As for Trump, he was given an opportunity to talk to the terrorists who had stormed the Capitol, and urge them to leave. And, while he did suggest that they leave, he also talked about how the election had been stolen from him, and how much he loved those who have taken over the Capitol. “We love you. You’re very special,” he said. He also posted the following online. Eventually, however, all of the major social media platforms pulled his posts.

And, now, as a result of all of this, one woman is dead. A Qanon believer by the name of Ashli Babbit was shot and killed today during the siege at the Capitol. According to the Daily Beast, she was in D.C. because she wanted to be there for “The Storm”, the day when it was predicted that Trump would arrest and execute his demonic, child-eating political rivals. Here’s a clip.

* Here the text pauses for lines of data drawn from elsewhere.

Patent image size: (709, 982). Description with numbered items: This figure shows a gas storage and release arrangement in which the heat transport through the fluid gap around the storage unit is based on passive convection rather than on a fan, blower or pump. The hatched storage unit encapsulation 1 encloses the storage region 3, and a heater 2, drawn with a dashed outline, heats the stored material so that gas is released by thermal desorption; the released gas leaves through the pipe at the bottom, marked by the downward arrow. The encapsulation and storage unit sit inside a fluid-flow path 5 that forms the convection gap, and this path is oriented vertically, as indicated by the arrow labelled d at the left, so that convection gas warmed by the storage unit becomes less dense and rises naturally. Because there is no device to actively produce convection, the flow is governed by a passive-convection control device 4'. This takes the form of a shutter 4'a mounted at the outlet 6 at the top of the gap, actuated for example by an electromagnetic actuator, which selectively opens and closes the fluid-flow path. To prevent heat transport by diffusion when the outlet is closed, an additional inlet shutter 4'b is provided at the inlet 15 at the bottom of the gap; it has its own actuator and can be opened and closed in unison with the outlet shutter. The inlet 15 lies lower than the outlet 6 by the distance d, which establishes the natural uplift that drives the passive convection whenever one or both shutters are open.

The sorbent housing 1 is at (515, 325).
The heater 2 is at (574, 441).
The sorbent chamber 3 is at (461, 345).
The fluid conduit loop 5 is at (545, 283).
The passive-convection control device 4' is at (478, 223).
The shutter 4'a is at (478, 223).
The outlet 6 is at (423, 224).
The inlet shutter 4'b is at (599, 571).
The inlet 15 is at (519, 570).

On Jan. 5, a day before her death, Babbitt tweeted references to another QAnon slogan, “dark to light,” and said the United States would soon see “The Storm”—a moment much awaited by QAnon followers, in which Trump would execute his opponents in the Democratic Party.

Babbit, like other QAnon followers gathered outside Congress on Wednesday, appeared to believe that the apocalyptic moment was at hand.

“They can try and try and try but the storm is here and it is descending upon DC in less than 24 hours….dark to light!” Babbit wrote…

I could go on. I need to sleep, though. It’s all too surreal. I never would have thought that I’d see the day that the Capitol would be overrun, and I’d be reading tweets from elected officials hiding in their offices. It’s all so fucking insane. And I can’t imagine what still lies ahead of us, as Donald Trump still has two more weeks in office. There’s word tonight that high level Republicans are finally organizing to see him removed from office, whether by invoking the 25th amendment, or by way of impeachment. One hopes that happens, and happens quickly, before things escalate even further. Word is that he’s beginning to lose his grip. Three White House staffers have already walked out today, and one gets the sense that a long-awaited shift against Trump is finally starting to take hold.

update: Trump, while still not conceding, finally said that there would be a peaceful transition of power. How insane is it that it took this long?